The nurse is caring for a client with a history of Raynaud’s disease. The nurse should expect the client to have:
- A. Color changes in fingers
- B. Joint swelling
- C. Fever
- D. Chest pain
Correct Answer: A
Rationale: Raynaud’s disease causes vasospasms, leading to color changes (white, blue, red) in the fingers triggered by cold or stress.
The nurse working in a prenatal clinic needs to be alert to the cardinal signs and symptoms of PIH because:
- A. Immediate treatment of mild PIH includes the administration of a variety of medications
- B. Psychological counseling is indicated to reduce the emotional stress causing the blood pressure elevation
- C. Self-discipline is required to control caloric intake throughout the pregnancy
- D. The client may not recognize the early symptoms of PIH
Correct Answer: D
Rationale: Mild PIH is not treated with medications. Emotional stress is not the cause of blood pressure elevation in PIH. Excessive caloric intake is not the cause of weight gain in PIH. The client most frequently is not aware of the signs and symptoms in mild PIH.

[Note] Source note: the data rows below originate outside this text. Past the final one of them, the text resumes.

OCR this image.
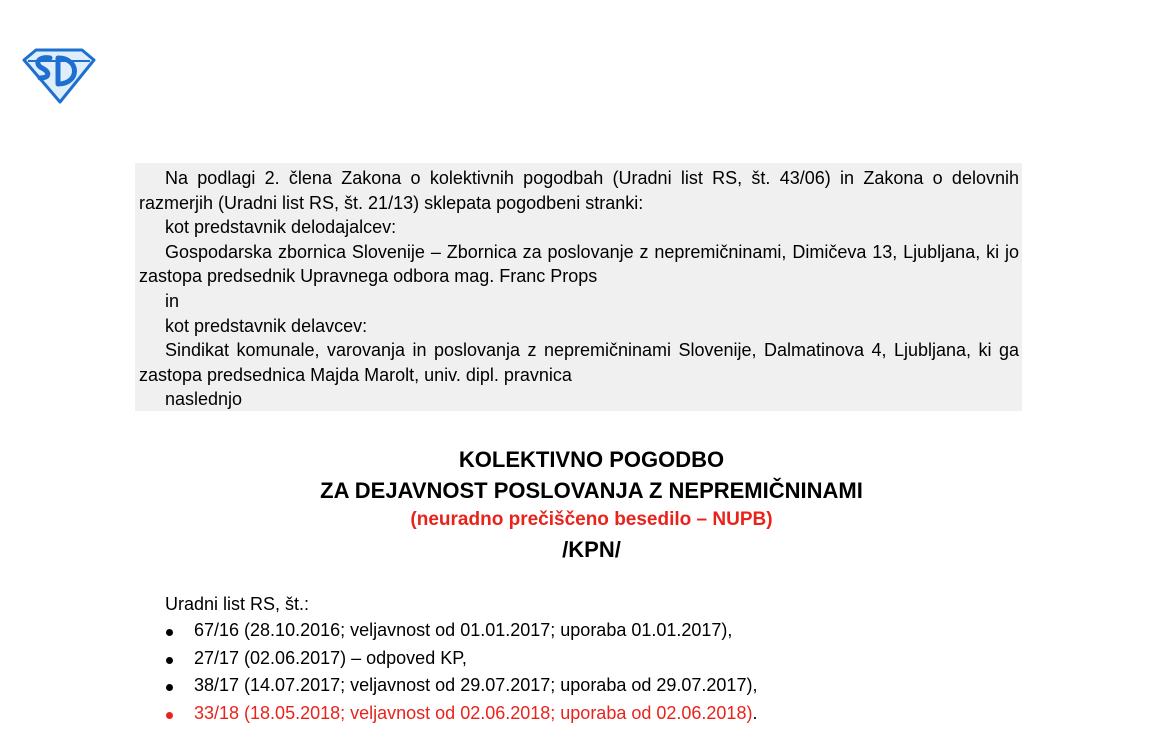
Na podlagi 2. člena Zakona o kolektivnih pogodbah (Uradni list RS, št. 43/06) in Zakona o delovnih razmerjih (Uradni list RS, št. 21/13) sklepata pogodbeni stranki:

kot predstavnik delodajalcev:

Gospodarska zbornica Slovenije – Zbornica za poslovanje z nepremičninami, Dimičeva 13, Ljubljana, ki jo zastopa predsednik Upravnega odbora mag. Franc Props

in

kot predstavnik delavcev:

Sindikat komunale, varovanja in poslovanja z nepremičninami Slovenije, Dalmatinova 4, Ljubljana, ki ga zastopa predsednica Majda Marolt, univ. dipl. pravnica

naslednjo

KOLEKTIVNO POGODBO
ZA DEJAVNOST POSLOVANJA Z NEPREMIČNINAMI
(neuradno prečiščeno besedilo – NUPB)
/KPN/
Uradni list RS, št.:
67/16 (28.10.2016; veljavnost od 01.01.2017; uporaba 01.01.2017),
27/17 (02.06.2017) – odpoved KP,
38/17 (14.07.2017; veljavnost od 29.07.2017; uporaba od 29.07.2017),
33/18 (18.05.2018; veljavnost od 02.06.2018; uporaba od 02.06.2018).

A client with a history of bipolar disorder is receiving Lithium. The nurse should teach the client to:
- A. Avoid salty foods
- B. Increase fluid intake
- C. Take the medication with meals
- D. Monitor for weight loss
Correct Answer: B
Rationale: Lithium can cause dehydration and toxicity, so increasing fluid intake is essential. Salty foods are not contraindicated, meals are optional, and weight loss is not a primary concern.